In any case, there have been no Webkinz at our house. Eli has a group of friends who trot out their animals with the special “W” symbol at recess, but since he’d rather play football, he hasn’t much seemed to care. Until this week, when he flung himself at me and muttered two syllables over and over into my ear, which, upon repeated requests for translation, turned out to be the W-word. It was time for reconnaissance. I checked in with a few friends, who said they’d decided that Webkinz wasn’t worth saying no to. The computer-based quizzes and shopping were silly and a time waster, but the whole thing seemed mostly harmless and not worth taking a stand on, given that everyone else around them was caving in.
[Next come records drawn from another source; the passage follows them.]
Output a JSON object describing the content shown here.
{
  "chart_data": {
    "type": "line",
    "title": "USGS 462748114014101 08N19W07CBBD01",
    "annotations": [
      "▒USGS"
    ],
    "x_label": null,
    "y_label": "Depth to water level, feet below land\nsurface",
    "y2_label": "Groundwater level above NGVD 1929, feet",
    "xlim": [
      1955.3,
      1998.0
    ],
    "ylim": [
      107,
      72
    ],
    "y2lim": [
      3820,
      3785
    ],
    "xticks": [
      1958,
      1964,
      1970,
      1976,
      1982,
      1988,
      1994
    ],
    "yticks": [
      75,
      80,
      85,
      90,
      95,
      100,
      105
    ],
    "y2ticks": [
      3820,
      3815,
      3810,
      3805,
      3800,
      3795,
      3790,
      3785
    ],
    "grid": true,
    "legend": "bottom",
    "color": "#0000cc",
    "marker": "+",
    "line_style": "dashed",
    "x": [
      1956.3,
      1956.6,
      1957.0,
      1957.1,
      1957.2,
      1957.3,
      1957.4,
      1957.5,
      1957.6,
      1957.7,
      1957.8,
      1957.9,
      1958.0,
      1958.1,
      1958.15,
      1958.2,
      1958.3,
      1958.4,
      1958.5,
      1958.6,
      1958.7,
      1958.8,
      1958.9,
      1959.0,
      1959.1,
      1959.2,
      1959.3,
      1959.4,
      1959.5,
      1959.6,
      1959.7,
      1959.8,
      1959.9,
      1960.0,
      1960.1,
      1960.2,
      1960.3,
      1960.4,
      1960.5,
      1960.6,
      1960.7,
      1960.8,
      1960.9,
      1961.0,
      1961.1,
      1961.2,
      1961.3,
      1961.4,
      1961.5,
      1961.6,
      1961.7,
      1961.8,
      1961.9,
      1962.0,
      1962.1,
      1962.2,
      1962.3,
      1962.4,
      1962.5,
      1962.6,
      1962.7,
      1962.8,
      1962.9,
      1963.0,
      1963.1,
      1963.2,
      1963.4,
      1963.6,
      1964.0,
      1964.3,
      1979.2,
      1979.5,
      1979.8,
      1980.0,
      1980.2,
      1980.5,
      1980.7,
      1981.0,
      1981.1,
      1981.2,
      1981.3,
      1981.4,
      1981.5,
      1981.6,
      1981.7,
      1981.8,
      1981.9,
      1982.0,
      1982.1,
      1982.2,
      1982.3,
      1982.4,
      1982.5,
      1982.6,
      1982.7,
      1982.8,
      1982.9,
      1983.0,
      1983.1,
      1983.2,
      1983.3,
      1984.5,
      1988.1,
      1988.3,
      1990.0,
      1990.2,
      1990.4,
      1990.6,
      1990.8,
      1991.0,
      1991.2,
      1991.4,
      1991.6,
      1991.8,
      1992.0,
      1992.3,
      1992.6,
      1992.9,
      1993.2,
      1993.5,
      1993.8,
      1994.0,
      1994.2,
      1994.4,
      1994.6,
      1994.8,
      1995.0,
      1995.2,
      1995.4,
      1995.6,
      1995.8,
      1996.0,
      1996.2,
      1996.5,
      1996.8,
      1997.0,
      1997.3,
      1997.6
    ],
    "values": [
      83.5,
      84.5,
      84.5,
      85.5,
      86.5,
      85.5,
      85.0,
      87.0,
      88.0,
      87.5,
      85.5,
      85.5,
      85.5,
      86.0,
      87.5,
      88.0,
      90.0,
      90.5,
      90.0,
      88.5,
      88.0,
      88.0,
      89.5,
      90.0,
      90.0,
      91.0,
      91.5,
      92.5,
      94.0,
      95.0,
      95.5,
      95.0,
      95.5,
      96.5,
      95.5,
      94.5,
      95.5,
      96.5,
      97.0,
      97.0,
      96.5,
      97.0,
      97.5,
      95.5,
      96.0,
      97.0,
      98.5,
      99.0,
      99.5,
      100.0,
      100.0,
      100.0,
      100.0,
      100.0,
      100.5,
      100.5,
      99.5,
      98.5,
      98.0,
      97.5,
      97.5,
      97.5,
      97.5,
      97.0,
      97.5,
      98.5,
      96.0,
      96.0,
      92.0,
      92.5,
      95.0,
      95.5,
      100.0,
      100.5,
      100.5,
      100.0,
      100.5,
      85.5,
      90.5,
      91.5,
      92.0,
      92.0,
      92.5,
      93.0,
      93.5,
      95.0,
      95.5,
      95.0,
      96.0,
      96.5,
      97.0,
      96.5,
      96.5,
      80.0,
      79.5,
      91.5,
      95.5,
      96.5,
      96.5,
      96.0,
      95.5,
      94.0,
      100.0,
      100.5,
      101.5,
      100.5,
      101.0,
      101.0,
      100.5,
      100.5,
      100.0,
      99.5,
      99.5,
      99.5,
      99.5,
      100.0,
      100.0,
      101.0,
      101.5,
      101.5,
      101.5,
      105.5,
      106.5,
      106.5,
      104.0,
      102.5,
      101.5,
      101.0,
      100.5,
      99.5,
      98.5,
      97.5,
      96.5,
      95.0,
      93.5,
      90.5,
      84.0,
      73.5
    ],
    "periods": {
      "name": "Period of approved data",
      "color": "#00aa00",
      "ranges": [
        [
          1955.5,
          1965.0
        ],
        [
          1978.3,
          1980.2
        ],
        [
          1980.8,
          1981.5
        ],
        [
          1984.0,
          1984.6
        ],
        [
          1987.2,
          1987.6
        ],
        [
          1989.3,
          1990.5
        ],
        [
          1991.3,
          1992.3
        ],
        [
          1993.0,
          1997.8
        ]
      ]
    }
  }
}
This didn’t seem likely to convince my husband, who is more of a screen-time stickler than I am. But then I called my friend Rachel. She has two daughters, Eva, who is 7, and Charlotte, who is 5. They saved up their money and bought a couple of Webkinz. Charlotte’s was a white bunny named Easter—perfect, for a Jewish kid. The girls were happily playing with their new self-selected purchases as the family whizzed down East River Drive on a visit to Manhattan, and in a moment of breathtaking yet inevitable folly, Charlotte dangled Easter out the window. Then let go. Tears. Pandemonium. No way in hell to mount a rescue mission.

This is precisely the stuffed animal death that parents fear. Except that Eva made Charlotte see that it wasn’t in fact a death—thanks, let me say it again, to the genius of Webkinz. The real Easter, she convinced her weeping sister by the time the car had reached Connecticut, was not the lost bunny who was already road soup. The real Easter was in the computer. The run-over toy didn’t matter, really, because it was just that, a toy, “like there could be a toy of you and me, but that wouldn’t be the real you and me,” as Rachel, with Eva’s words, explained it.

I like this definition of real a lot more than the Skin Horse’s. So did Charlotte. Without a fuss, she ordered up another toy Easter. The box arrived yesterday and was opened with no hint of grief. The new Easter had its own soul, I mean code, so the girls decided to hand off the numbers for the road-soup incarnation to one of their friends. Now she is the keeper of the first Easter’s soul.

The immortality of Webkinz may not make up for the incessant demands of your kid’s bunny. “A 6-year-old turned my 4-year-old onto it, and now I spend MY time earning money for her online Tamagochi-like alley cat to buy it food, etc., and keep it from DYING!” my colleague Vivian Selbo laments. It’s a trade-off: the beauty of instant replacement for the demands of online upkeep. I’m not sure where I come out. But I love the idea that even as Webkinz wreaks new havoc, the latest naked marketing ploy can at least kill off the false appeal of other stuffed animals. Sorry, Velveteen Rabbit, but that kid was better off with you in the trash heap.